Governo tcheco cai em plena presidência da União Europeia
O governo de centro-direita da República Tcheca caiu após uma moção de censura aprovada no parlamento da capital, Praga. O país é o atual ocupante da presidência semestral da União Europeia (UE).
A moção de censura, apresentada pela oposição, obteve os 101 votos necessários na Câmara Baixa, de 200 cadeiras, graças ao apoio de quatro deputados dissidentes que votaram pela queda do gabinete, afetado por uma série de escândalos, mas, principalmente, pelos efeitos desastrosos da crise econômica.
Ainda que a decisão parlamentar de derrubar o governo Topolanek tenha sido o fato final para acabar com esse governo, esse processo só existiu e forçou a derrubada do 1º ministro a partir da perda de apoio popular. O primeiro-ministro, Mirek Topolanek, era sustentado por uma coalizão de governo formada pelo ODS, o partido de Topolanek, ao lado dos cristãos democratas (KDU-CSL) e dos Verdes. Nesta coligação de direita com os sempre oportunistas Verdes, a prioridade era a “modernização” do país, a liberalização econômica e a integração à UE. Ou seja, todo o programa neoliberal, hoje desmoralizado e que levou ao ódio dos trabalhadores.

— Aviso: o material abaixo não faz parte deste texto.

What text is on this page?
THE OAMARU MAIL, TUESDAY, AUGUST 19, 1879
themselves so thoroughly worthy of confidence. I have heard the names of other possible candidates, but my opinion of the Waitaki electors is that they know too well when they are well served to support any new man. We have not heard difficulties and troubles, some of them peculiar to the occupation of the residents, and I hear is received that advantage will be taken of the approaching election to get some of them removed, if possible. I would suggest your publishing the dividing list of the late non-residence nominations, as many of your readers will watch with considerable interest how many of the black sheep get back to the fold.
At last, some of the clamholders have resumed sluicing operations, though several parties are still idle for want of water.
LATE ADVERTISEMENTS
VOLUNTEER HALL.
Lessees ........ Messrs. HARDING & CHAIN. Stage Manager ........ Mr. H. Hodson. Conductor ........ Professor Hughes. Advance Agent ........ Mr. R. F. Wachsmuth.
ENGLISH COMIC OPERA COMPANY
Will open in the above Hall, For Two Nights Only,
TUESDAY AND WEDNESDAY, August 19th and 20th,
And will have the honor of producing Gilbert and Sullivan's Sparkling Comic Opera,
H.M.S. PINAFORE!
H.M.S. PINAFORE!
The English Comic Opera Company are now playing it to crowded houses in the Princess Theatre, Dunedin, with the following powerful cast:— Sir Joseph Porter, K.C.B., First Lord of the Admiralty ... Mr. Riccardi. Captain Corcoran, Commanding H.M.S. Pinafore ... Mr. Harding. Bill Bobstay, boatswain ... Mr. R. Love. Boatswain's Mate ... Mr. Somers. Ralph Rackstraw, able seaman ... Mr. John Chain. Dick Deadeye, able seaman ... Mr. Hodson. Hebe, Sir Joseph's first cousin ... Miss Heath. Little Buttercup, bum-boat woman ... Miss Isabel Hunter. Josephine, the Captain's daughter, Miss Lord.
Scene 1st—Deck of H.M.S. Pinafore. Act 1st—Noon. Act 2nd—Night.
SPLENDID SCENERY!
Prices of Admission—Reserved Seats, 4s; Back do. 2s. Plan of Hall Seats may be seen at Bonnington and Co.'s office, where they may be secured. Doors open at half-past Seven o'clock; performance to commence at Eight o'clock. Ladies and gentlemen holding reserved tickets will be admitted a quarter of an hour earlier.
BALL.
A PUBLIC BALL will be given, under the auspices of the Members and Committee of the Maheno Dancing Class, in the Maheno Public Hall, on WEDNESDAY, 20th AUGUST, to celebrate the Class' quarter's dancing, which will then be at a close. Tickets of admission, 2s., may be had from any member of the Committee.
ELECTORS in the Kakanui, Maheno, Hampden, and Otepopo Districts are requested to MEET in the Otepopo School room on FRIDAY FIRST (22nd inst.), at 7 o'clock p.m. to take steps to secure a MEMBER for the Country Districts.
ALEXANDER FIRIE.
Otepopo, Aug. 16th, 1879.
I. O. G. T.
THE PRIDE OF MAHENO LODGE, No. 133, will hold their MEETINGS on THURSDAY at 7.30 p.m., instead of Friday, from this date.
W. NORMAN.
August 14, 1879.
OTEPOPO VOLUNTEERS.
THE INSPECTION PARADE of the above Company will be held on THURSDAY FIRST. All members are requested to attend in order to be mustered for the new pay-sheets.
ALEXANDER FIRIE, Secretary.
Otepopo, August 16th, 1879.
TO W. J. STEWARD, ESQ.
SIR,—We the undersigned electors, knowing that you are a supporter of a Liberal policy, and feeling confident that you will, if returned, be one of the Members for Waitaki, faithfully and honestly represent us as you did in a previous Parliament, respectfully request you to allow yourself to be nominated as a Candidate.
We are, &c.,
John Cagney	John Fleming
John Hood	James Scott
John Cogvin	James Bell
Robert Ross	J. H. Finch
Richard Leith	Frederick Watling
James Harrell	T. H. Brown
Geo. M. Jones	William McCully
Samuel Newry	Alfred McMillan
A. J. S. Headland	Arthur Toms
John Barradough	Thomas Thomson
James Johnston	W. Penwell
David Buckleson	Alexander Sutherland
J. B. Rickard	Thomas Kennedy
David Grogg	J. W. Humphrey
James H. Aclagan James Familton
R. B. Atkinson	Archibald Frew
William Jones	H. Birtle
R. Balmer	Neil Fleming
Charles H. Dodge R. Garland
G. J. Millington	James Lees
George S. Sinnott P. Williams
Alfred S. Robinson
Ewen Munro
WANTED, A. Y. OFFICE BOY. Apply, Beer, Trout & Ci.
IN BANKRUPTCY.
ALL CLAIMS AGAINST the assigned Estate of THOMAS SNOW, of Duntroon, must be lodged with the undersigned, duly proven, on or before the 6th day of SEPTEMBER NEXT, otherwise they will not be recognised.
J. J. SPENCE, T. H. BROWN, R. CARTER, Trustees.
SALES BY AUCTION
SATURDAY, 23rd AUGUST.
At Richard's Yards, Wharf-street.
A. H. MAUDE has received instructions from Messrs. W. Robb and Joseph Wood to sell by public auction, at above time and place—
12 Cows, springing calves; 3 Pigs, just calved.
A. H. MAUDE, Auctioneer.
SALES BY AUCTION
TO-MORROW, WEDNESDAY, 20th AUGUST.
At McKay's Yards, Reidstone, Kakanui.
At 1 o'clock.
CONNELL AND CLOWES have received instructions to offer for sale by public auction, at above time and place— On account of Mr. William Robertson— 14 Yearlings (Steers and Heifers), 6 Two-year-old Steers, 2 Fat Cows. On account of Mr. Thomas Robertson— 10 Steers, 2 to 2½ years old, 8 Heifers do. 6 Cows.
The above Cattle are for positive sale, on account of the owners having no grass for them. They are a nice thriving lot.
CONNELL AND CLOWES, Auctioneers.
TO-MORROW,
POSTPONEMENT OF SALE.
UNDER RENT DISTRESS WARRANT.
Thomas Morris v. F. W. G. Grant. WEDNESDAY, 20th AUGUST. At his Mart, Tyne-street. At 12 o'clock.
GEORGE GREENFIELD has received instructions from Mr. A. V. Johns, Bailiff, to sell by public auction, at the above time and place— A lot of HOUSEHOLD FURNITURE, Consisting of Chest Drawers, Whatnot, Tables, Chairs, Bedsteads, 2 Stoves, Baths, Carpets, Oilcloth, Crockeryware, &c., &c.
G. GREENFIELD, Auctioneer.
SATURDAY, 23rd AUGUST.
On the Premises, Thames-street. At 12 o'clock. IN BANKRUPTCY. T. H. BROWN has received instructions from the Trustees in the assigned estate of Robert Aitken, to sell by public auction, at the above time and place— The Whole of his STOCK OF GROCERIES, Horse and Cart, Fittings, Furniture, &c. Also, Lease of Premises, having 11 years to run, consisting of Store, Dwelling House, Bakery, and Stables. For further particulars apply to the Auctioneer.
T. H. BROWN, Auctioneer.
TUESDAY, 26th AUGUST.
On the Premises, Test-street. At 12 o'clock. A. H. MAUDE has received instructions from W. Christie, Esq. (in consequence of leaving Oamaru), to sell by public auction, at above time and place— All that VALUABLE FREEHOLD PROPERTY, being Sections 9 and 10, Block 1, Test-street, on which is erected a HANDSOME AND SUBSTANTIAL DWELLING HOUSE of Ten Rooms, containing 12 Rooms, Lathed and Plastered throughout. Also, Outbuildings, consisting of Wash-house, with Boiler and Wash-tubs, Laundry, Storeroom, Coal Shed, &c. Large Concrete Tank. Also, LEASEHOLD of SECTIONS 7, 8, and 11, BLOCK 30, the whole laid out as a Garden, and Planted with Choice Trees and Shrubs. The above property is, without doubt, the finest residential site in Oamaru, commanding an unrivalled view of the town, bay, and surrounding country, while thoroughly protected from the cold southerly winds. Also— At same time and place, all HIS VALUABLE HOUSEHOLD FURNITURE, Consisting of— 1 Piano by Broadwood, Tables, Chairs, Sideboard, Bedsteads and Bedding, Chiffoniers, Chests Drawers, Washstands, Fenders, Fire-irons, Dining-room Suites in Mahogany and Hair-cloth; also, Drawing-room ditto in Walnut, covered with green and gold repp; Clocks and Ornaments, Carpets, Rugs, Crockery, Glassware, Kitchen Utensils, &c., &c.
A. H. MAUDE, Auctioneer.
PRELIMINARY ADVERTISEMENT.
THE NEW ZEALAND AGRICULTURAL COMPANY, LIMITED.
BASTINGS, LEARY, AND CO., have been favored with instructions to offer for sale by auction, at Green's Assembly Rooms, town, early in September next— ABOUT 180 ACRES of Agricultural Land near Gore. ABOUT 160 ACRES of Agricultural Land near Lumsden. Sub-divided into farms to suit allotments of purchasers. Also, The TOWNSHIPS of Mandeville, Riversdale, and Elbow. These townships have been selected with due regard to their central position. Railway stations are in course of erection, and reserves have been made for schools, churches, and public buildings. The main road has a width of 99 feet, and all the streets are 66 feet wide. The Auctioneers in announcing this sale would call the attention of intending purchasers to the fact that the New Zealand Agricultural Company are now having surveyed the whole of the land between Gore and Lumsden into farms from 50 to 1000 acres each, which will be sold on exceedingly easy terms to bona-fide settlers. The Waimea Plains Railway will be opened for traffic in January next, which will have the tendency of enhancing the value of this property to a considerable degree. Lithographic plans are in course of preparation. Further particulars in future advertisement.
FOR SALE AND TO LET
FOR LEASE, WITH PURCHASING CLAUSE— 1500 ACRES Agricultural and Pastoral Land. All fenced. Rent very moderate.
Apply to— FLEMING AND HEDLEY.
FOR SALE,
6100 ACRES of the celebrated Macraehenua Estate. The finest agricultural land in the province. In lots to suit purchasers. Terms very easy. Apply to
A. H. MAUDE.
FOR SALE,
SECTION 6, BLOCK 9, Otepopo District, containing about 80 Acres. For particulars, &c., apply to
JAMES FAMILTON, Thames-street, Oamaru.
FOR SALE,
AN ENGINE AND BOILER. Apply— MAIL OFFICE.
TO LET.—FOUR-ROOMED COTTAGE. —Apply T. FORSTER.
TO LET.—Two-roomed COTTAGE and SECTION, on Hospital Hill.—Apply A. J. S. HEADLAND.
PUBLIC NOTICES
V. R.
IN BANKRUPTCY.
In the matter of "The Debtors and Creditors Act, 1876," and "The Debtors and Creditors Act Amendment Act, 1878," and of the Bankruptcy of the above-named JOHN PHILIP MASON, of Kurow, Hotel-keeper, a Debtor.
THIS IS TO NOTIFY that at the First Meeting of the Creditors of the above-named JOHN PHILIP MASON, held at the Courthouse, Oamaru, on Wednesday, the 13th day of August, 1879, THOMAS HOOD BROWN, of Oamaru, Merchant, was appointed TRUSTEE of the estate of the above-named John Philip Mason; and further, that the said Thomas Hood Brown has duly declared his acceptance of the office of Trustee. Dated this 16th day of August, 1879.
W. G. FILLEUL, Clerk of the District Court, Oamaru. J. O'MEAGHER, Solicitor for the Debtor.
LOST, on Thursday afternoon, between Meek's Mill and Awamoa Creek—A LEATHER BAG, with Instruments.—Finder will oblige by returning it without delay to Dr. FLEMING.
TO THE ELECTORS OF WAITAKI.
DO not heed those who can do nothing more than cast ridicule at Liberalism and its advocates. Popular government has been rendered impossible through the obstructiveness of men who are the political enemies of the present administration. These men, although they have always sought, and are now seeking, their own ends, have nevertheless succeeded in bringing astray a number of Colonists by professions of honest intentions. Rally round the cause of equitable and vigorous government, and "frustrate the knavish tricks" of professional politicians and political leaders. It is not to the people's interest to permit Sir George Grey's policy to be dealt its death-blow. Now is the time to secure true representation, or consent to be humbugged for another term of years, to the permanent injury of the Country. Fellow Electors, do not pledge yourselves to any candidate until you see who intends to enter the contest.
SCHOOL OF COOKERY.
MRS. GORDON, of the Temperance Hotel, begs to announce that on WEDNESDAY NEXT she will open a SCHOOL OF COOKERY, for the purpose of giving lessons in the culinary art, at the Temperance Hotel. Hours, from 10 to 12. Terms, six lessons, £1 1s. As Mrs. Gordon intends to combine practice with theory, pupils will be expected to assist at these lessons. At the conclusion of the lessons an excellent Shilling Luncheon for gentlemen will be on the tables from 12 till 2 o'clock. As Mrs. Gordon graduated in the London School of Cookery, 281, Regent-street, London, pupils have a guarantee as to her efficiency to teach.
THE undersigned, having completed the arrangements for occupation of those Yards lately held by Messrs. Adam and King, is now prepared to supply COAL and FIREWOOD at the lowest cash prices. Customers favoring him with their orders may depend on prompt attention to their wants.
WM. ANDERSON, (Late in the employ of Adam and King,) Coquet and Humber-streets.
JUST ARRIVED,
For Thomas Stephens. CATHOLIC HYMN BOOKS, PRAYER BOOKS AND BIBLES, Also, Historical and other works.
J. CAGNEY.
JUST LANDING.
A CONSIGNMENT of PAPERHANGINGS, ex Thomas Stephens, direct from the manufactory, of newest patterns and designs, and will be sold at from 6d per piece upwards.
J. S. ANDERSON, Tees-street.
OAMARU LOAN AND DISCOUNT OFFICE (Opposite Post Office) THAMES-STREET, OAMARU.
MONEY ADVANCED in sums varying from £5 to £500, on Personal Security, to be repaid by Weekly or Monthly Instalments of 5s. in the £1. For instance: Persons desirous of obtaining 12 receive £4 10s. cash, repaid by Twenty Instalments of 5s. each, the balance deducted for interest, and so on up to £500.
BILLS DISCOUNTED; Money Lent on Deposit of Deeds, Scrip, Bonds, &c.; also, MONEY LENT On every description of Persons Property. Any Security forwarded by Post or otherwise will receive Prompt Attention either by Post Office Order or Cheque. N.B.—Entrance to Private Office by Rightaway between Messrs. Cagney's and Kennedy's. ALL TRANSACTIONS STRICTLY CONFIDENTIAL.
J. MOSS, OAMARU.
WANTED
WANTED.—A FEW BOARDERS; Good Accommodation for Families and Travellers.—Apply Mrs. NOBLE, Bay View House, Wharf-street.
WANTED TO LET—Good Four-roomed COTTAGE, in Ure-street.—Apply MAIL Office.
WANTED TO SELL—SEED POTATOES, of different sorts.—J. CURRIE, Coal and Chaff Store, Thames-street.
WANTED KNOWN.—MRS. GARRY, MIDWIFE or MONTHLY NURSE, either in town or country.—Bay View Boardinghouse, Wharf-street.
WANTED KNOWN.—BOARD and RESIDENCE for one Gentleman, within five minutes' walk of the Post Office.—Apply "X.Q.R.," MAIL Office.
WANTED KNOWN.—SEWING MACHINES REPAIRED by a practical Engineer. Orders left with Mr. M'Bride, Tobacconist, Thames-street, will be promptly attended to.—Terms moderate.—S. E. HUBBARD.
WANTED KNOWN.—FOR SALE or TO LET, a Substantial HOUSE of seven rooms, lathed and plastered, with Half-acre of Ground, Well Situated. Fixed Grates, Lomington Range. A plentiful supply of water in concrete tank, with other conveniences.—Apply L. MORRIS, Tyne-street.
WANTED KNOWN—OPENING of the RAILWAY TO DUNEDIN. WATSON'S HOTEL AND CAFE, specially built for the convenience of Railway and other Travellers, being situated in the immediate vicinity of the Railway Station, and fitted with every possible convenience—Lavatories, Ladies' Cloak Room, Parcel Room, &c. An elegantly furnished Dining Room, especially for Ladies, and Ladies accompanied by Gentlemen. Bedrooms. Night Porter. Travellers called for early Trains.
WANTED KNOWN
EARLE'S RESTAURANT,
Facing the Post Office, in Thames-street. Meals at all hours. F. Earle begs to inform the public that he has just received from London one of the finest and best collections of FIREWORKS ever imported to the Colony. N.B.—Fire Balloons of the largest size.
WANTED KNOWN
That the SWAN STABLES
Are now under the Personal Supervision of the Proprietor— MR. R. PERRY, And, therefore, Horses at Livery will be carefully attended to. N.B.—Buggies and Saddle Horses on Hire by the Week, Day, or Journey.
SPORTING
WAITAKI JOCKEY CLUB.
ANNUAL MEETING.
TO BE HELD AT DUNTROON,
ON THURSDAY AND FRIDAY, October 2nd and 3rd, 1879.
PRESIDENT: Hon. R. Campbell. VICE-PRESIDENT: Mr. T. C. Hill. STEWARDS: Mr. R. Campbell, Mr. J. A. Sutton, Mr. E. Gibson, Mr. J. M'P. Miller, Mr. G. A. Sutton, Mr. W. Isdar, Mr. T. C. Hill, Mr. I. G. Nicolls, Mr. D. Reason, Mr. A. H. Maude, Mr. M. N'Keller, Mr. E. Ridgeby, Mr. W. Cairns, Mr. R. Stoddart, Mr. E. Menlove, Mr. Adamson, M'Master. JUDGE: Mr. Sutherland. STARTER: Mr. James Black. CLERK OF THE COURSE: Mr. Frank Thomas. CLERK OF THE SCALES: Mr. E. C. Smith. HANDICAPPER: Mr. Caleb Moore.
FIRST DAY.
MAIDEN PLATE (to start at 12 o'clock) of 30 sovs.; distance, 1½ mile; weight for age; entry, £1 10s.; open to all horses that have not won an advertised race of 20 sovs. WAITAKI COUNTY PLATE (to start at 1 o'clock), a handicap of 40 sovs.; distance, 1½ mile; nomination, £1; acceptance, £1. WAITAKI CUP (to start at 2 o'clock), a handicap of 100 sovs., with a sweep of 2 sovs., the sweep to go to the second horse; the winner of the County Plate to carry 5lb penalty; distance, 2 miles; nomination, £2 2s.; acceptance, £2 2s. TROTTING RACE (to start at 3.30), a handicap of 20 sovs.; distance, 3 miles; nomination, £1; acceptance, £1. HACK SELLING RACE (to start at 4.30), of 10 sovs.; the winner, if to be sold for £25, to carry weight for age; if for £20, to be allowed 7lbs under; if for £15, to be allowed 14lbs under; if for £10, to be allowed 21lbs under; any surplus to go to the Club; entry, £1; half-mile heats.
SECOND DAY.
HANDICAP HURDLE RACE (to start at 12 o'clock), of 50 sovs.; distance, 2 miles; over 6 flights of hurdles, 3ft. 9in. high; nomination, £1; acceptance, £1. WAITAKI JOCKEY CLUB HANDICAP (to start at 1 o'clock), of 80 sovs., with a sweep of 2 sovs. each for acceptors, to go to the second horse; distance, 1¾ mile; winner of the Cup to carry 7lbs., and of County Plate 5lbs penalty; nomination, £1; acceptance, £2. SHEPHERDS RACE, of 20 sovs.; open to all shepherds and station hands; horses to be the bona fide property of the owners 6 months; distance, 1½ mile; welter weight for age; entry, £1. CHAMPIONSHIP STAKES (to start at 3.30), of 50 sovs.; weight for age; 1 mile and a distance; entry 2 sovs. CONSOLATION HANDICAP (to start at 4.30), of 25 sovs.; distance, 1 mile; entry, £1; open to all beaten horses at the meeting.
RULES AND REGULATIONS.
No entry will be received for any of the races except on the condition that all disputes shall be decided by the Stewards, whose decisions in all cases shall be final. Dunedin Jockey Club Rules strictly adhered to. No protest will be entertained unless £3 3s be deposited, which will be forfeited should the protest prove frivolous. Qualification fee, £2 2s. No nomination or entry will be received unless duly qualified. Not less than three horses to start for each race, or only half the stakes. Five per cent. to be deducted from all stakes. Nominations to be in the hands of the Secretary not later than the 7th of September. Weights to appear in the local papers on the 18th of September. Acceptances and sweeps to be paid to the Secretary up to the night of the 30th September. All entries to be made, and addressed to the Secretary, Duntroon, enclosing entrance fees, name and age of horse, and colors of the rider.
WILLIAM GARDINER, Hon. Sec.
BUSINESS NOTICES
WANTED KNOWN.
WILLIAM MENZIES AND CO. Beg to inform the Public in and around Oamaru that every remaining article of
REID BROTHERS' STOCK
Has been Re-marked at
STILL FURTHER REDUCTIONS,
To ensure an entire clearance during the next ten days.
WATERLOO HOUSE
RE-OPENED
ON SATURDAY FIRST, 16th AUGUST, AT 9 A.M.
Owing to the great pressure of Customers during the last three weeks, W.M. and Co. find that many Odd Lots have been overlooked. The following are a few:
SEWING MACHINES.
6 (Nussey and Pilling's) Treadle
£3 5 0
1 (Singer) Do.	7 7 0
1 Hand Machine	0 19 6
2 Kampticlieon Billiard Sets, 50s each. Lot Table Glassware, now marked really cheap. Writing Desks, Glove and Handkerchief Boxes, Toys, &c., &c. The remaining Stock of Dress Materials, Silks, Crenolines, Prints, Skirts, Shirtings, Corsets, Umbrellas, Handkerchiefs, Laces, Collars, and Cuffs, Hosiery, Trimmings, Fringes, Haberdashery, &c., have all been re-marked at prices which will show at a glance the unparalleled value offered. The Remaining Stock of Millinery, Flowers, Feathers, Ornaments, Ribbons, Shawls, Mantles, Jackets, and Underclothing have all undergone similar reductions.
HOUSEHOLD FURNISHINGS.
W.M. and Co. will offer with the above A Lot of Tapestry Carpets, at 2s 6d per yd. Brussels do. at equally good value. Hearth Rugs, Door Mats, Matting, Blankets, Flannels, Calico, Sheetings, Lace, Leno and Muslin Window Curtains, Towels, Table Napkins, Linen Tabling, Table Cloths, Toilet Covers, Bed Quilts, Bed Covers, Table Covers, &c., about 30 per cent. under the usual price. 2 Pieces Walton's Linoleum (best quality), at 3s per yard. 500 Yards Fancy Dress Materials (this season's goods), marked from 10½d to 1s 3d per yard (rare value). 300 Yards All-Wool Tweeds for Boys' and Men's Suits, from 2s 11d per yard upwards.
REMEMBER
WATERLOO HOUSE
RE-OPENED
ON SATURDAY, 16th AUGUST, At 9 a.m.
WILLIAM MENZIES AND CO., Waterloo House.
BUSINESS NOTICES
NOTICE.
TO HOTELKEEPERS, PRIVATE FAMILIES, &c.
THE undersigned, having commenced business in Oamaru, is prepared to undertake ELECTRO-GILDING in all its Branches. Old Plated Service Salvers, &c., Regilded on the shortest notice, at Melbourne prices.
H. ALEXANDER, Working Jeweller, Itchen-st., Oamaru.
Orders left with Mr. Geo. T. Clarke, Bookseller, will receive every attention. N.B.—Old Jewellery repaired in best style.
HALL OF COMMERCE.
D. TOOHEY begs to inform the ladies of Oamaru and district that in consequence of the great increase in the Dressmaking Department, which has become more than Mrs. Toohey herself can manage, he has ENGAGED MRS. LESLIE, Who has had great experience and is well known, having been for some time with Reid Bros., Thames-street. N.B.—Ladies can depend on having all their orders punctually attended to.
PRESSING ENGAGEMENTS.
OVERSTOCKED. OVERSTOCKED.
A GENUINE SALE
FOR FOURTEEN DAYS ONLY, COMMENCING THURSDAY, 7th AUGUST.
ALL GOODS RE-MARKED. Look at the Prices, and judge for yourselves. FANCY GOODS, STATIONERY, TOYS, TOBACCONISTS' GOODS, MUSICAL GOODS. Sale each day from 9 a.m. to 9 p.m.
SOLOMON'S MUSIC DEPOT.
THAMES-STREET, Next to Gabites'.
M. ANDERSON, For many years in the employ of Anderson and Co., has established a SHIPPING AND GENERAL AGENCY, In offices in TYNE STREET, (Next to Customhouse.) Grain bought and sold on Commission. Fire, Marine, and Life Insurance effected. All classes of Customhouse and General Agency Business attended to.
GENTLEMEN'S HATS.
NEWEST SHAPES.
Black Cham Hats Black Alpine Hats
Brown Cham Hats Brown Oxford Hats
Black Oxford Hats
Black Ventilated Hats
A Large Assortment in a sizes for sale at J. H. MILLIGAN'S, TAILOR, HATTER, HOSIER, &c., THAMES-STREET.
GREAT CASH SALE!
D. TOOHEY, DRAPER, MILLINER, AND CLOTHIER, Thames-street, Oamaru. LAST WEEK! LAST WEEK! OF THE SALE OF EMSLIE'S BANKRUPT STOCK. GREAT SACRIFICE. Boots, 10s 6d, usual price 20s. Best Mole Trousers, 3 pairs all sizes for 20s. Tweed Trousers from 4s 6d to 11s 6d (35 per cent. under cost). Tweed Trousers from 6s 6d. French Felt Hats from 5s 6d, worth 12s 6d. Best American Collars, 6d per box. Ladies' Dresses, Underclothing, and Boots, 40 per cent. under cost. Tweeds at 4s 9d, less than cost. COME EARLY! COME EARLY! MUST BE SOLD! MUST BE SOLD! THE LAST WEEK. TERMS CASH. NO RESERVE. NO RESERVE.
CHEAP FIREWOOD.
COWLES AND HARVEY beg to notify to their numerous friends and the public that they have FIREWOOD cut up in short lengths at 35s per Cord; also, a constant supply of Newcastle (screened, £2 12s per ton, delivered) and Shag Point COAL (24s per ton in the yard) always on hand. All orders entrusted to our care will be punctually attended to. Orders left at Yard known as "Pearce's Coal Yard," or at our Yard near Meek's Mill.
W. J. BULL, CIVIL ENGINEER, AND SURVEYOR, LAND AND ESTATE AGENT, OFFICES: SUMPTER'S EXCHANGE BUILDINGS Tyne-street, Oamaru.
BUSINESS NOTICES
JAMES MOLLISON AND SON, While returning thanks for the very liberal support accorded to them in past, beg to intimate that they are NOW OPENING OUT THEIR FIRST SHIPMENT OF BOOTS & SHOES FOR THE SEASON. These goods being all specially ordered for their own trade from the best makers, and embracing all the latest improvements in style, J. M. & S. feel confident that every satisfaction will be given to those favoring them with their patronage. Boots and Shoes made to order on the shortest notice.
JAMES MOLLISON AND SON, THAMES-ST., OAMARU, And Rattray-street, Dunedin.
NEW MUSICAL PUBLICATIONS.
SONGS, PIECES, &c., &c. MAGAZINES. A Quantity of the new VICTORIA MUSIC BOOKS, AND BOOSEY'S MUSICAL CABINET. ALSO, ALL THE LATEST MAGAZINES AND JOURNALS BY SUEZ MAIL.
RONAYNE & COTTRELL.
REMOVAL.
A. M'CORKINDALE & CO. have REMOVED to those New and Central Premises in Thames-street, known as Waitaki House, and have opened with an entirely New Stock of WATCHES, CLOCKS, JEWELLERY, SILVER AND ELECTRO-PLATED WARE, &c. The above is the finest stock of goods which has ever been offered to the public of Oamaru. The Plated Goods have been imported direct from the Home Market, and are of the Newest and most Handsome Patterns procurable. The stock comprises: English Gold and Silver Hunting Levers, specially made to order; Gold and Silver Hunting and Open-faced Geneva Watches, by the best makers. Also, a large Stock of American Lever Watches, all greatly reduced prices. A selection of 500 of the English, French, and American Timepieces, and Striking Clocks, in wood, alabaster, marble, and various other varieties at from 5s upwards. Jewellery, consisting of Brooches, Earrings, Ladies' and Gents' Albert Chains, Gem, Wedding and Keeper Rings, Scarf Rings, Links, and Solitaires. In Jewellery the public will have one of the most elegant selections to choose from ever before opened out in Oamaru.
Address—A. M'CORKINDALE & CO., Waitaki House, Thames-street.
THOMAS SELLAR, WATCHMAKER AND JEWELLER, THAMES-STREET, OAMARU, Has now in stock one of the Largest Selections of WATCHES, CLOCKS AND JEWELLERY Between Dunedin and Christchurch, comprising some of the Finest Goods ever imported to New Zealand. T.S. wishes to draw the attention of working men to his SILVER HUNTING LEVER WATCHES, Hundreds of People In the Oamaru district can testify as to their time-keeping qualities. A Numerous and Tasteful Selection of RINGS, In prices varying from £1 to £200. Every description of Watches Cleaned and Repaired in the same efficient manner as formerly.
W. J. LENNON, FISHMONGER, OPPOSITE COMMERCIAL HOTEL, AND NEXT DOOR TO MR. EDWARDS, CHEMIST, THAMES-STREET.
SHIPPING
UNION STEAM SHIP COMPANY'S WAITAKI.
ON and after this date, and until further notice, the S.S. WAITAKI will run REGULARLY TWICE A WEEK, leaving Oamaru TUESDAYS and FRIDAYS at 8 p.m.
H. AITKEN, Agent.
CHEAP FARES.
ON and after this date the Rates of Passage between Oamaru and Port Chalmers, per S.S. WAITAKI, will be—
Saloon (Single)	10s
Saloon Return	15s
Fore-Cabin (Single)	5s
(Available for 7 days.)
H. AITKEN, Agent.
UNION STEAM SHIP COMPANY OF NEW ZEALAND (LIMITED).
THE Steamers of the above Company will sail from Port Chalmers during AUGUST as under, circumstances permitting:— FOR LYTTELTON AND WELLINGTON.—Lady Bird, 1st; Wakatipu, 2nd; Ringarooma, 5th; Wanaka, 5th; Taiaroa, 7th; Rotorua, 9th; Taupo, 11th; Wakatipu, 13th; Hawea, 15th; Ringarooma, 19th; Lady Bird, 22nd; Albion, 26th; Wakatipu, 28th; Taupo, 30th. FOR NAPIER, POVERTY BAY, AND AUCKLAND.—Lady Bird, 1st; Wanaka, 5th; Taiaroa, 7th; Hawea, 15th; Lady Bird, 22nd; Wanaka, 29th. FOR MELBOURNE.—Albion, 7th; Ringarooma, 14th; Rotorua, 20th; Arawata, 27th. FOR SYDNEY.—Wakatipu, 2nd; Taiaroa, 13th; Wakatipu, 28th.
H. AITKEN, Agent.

O presidente tcheco, Vaclav Klaus, cujo poder é praticamente simbólico, dado o regime parlamentarista tcheco, em que é o primeiro-ministro o chefe de governo, se limitou a dizer que "a evolução posterior se fará mediante a via constitucional". Toda a tentativa dos principais partidos, mesmo os da oposição, é a de canalizar a crise institucional tcheca por dentro da via eleitoral, sem permitir que haja mobilizações e lutas que possam mudar a realidade de verdade.
Mas esta tentativa de bloquear a insatisfação popular e acalmar uma população cada vez mais vítima da crise econômica e de seus efeitos como um desemprego gigantesco, não tem obtido resultado. Nenhum novo governo é capaz de tirar a República Tcheca da decadência econômica, que é mais acelerada nos países do leste europeu, muito dependentes de exportações e do aquecimento econômico devido a uma mão de obra abundante e barata.
Além do desemprego em seus próprios países, os trabalhadores de países do leste europeu ainda sofrem com o desemprego e a ameaça de expulsão de seus imigrantes em países centrais como Inglaterra, que têm aumentado a xenofobia nesta hora de crise. Todas estas questões fazem com que já se fale que o novo governo tcheco já deve assumir, seja quem for, como um governo enfraquecido e pressionado.
Esta crise econômica, que já se converteu em crise social e política na República Tcheca, é diretamente consequência não apenas dos “exageros” do mercado, falta de regulação, ou coisas do tipo. Ela é produto da existência do capitalismo, restaurado na década de 90, no país. Mesmo controlada e amarrada, a economia no capitalismo é anárquica e incapaz de se auto-regular.
O Estado burguês tampouco consegue equilibrar ou preservar a saúde do sistema. O máximo que faz é intervir, pela força das leis e das polícias, para conter a população, enquanto a rouba em trilhões de dólares que são repassados aos banqueiros. Por isso, dentro do capitalismo, não há saída para os tchecos e seu nível de vida vai piorar ainda mais.
A República Tcheca, com a queda de seu principal dirigente político, expõe mais explicitamente este limite capitalista. O crescimento econômico, quando existe, só beneficia poucos, e acaba logo depois. A crise, porém, quando chega, destrói a vida de milhões e não tem solução que não passe pela destruição do capitalismo por meio de uma revolução, que, no leste europeu, tenha a tarefa de construir novamente Estados operários, mas, desta vez, que sejam controlados pelos trabalhadores, com democracia e o objetivo de internacionalizar a revolução rumo ao socialismo.